When it reaches the data field of the struct, which is an unbounded
array, poke will decode Datum=s and add them to the array =data until
either a constraint fails or the end of the IO space is reached. So
it will first try to decode a pair of bytes in which the second byte
is not zero. If that fails (due to either a constraint error or EOF)
then it will try to map a single byte that is not zero.
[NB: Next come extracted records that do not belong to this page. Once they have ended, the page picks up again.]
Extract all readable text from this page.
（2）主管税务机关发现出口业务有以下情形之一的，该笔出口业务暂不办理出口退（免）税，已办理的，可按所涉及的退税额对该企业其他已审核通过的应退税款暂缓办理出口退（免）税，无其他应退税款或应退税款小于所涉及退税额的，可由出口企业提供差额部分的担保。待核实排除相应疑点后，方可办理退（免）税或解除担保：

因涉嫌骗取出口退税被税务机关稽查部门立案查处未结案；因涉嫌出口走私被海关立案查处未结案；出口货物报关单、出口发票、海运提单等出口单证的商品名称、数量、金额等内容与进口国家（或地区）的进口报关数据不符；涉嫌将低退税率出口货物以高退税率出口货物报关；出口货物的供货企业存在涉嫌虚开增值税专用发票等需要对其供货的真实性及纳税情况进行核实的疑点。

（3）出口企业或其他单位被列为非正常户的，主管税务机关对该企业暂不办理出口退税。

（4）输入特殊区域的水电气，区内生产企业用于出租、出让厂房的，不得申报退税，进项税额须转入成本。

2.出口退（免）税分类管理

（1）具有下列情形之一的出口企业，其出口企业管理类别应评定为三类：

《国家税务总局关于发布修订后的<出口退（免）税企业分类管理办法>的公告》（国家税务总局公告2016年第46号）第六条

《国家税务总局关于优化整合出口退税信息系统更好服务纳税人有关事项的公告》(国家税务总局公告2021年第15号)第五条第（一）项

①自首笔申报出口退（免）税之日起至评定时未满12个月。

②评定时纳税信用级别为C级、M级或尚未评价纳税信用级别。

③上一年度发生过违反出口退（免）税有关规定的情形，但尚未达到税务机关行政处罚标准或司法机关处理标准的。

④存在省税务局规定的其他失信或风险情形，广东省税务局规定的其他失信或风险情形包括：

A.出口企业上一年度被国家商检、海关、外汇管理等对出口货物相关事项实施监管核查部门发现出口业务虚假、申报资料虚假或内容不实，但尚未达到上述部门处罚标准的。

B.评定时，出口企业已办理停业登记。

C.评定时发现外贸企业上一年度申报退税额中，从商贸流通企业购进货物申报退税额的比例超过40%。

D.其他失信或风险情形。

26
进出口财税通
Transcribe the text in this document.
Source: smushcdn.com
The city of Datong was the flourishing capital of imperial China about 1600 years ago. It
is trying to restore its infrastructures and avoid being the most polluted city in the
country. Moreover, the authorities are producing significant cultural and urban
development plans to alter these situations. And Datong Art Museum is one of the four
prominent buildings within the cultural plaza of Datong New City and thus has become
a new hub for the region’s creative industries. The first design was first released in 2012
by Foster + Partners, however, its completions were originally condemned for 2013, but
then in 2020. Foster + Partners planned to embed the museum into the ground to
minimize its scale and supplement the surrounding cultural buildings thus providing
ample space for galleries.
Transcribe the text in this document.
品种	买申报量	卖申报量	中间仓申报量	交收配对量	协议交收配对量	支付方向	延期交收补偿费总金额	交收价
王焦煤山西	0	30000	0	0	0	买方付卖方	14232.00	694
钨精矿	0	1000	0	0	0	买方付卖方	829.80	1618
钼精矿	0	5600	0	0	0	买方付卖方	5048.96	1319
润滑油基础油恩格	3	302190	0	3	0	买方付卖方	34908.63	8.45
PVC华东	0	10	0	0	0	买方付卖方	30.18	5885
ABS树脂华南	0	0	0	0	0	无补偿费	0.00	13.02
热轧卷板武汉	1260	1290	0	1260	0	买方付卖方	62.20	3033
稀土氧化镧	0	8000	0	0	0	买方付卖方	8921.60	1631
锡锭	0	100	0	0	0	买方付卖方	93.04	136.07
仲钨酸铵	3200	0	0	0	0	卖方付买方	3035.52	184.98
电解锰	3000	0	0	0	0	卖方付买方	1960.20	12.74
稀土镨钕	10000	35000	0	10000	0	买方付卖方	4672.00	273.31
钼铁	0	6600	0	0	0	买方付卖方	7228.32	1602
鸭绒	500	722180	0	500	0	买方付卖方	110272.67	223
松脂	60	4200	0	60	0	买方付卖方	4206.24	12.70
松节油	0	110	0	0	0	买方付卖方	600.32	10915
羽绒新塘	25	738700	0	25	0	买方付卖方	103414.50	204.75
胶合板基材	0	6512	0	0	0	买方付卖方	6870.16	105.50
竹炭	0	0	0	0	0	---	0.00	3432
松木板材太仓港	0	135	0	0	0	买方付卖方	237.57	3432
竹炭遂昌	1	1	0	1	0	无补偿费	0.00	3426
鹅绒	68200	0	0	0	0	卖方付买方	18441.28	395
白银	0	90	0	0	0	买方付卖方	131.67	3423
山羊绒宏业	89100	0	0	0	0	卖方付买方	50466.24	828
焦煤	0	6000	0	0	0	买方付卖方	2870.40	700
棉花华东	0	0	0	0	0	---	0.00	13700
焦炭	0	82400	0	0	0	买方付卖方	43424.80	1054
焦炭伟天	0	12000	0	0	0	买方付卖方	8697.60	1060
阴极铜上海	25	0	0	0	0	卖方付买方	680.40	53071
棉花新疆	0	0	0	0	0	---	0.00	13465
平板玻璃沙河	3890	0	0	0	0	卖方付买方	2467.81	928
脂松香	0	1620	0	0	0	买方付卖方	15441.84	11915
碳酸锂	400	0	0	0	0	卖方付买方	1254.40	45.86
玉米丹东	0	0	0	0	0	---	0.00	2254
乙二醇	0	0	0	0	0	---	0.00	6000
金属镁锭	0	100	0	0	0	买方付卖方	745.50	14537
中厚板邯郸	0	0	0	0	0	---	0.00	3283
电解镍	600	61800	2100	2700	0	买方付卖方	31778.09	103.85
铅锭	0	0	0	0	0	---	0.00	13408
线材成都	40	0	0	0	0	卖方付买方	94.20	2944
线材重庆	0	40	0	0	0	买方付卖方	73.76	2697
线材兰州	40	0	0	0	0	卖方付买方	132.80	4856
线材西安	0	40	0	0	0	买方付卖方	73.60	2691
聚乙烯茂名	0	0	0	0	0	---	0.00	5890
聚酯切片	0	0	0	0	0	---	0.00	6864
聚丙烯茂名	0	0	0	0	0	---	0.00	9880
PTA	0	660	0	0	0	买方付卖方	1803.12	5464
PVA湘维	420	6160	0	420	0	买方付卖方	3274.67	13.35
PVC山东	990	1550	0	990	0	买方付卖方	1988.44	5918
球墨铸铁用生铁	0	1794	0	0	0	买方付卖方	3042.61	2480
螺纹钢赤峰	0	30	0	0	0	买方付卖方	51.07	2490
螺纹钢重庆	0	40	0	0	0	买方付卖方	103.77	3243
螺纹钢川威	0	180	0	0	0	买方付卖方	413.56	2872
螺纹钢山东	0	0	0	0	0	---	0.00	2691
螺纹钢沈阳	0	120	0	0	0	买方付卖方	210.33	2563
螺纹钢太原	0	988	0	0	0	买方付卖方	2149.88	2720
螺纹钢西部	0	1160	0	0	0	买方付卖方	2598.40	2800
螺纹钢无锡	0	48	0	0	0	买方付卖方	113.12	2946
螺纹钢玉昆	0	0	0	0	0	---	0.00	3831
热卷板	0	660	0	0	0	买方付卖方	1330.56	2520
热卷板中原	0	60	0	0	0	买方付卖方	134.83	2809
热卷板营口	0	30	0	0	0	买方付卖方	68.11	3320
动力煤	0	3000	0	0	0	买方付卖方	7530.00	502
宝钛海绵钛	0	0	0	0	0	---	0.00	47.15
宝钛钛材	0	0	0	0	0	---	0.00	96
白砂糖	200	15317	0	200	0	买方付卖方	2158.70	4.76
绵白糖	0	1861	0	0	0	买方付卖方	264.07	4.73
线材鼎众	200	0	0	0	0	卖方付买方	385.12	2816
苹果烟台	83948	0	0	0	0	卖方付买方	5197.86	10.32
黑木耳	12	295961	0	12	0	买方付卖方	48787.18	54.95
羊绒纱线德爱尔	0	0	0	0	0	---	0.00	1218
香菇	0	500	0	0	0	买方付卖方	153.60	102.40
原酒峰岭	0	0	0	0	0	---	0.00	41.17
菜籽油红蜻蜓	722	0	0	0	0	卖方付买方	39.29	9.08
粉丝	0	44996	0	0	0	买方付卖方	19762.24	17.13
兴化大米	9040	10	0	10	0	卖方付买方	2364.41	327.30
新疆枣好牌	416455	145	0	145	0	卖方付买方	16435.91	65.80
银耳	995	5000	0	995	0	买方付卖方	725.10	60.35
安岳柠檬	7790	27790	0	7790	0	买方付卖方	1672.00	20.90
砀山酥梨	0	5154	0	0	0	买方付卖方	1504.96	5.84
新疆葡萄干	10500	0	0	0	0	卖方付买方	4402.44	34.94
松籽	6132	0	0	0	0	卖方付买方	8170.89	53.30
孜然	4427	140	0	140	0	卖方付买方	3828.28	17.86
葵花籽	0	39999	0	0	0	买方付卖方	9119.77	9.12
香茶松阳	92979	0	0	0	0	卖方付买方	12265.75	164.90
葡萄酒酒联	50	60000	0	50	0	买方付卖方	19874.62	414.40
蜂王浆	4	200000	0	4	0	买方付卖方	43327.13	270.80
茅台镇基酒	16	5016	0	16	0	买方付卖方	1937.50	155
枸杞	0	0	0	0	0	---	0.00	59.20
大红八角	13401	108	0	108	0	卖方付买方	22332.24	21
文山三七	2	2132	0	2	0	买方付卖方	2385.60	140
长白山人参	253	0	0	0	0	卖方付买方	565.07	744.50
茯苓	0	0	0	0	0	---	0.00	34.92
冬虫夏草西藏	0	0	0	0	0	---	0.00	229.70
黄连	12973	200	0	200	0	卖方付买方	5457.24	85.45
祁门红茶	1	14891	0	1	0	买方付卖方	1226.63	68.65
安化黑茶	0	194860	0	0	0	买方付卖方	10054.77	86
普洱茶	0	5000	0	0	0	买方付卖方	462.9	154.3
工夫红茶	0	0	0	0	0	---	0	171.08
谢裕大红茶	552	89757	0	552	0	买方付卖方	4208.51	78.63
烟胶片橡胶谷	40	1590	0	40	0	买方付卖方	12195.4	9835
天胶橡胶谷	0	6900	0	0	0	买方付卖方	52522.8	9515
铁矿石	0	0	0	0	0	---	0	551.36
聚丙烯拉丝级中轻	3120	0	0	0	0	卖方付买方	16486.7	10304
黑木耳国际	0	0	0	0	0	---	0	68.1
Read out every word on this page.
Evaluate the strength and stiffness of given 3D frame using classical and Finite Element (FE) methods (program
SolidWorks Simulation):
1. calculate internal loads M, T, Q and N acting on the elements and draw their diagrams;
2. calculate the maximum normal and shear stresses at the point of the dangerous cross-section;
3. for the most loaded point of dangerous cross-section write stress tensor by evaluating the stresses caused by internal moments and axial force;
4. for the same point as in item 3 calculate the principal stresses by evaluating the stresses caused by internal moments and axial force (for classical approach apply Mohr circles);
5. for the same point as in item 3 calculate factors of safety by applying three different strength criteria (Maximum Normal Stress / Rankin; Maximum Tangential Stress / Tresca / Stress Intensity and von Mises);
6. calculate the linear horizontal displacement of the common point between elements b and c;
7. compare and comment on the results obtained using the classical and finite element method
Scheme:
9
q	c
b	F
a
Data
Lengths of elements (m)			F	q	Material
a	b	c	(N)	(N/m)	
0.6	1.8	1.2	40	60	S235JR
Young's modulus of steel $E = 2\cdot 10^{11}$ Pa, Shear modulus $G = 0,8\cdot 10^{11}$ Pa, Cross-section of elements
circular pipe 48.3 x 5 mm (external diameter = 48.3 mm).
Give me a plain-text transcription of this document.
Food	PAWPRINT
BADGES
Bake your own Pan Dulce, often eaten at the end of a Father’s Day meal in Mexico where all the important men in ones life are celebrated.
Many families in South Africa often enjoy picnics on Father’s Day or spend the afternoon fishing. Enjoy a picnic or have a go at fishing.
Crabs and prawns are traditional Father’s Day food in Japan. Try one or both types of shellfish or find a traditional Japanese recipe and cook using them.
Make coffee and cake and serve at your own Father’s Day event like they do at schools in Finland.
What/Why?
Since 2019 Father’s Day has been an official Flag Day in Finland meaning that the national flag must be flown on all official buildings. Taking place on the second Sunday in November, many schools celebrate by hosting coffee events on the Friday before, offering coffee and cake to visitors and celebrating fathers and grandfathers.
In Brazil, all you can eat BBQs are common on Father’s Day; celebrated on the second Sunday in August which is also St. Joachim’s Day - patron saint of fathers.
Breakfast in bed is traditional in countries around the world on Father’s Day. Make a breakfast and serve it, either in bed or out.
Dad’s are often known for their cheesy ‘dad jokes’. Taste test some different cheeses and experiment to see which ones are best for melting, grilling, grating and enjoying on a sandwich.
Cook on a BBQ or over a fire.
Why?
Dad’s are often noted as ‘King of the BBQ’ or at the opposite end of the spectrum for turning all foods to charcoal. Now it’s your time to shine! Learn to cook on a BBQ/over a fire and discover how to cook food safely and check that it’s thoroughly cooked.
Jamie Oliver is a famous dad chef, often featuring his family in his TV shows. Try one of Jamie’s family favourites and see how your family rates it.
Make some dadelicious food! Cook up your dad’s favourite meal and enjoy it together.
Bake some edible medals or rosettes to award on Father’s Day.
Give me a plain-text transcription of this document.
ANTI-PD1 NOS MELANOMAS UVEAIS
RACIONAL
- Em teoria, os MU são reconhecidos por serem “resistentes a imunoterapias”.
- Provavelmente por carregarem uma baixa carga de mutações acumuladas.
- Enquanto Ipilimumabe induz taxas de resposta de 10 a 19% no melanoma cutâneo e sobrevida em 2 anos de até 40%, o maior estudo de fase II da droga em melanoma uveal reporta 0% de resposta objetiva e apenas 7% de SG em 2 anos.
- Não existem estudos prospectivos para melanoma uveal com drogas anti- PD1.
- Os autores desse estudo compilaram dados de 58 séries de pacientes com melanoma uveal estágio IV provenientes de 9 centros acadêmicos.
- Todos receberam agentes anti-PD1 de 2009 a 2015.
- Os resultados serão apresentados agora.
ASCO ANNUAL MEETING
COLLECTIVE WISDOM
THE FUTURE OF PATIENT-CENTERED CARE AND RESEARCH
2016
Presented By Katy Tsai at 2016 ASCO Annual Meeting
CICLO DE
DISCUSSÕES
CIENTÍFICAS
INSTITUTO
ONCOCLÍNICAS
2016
If that also
fails, poke is done with data and then it expects the two zero bytes
in end.
This is how the resulting structures look like:
,----
| (poke) .mem
| (poke) byte[] @ 0#B = ['a','b','c','d','e']
| (poke) BER_Variable_Contents @ 0#B
| BER_Variable_Contents {
| data=[Datum {
| pair=[0x61UB,0x62UB]
| },Datum {
| pair=[0x63UB,0x64UB]
| },Datum {
| single=0x65UB
| }],
| end=[0x0UB,0x0UB]
| }
`----
A suitable method could be added to the struct type in order to get an
array with all the bytes:
,----
| method get_bytes = byte[]:
| {
| var bytes = byte[]();
| for (d in data)
| try bytes += d.pair;
| catch if E_elem { bytes += [d.single]; }
| return bytes;
| }
`----
In action:
,----
| (poke) (BER_Variable_Contents @ 0#B).get_bytes
| [0x61UB,0x62UB,0x63UB,0x64UB,0x65UB]
`----
2 Sub-byte endianness swaps
===========================
Byte-endianness is typically handled quite transparently in poke by
using integral types and integral structs. However, endianness can
have an impact on the ordering of C bit-fields in a structure, even
when the bit-fields are smaller than one byte. This ordering is
indeed implementation specific.
A good (or bad) example of this is the way registers are encoded in
eBPF instructions. eBPF is the in-kernel virtual machine of Linux,
and features an ISA with ten general-purpose registers. eBPF
instructions generally use two registers, namely the source register
and the destination register. Each register is encoded using 4 bits,
and the fields encoding registers are consecutive in the instructions.
Typical. However, the kernel hackers used the following C struct to
denote BPF instructions:
,----
| struct bpf_insn {
| __u8 code; /* opcode */
| __u8 dst_reg:4; /* dest register */
| __u8 src_reg:4; /* source register */
| __s16 off; /* signed offset */
| __s32 imm; /* signed immediate constant */
| };
`----
The ordering of the sub-byte bit fields (like dst_reg and src_reg) can
change depending on the endianess, and it is implementation-specific.
In the case of GCC the source and destination register fields are
switched depending on the endianness.
In big-endian systems the order is:
,----
| dst:4 src:4
`----
Whereas in little-endian systems the order is:
,----
| src:4 dst:4
`----
In Poke, the obvious way of representing data whose structure depends
on some condition is using an union. In this case, it could read like
this:
,----
| type BPF_Insn_Regs =
| union
| {
| struct
| {
| BPF_Reg src;
| BPF_Reg dst;
| } le : get_endian == ENDIAN_LITTLE;
|
| struct
| {
| BPF_Reg dst;
| BPF_Reg src;
| } be;
| };
`----
Note the call to the get_endian function (which takes no arguments and
thus can be called Algol68-style, without specifying an empty argument
list) in the constraint of the union alternative. This way, the
register fields will have the right order corresponding to the current
endianness.
Nifty. However, there is an ever better way to denote the structure
of these fields. This is it:
,----
| type BPF_Insn_Regs =
| struct
| {
| var little_p = (get_endian == ENDIAN_LITTLE);
|
| BPF_Reg src @ !little_p * 4#b;
| BPF_Reg dst @ little_p * 4#b;
| };
`----
This version, where the ordering of the fields is implemented using
field labels, is not only more compact, but also has the virtue of not
requiring additional "intermediate" fields like le and be above. It
also shows how convenient can be to declare variables inside structs.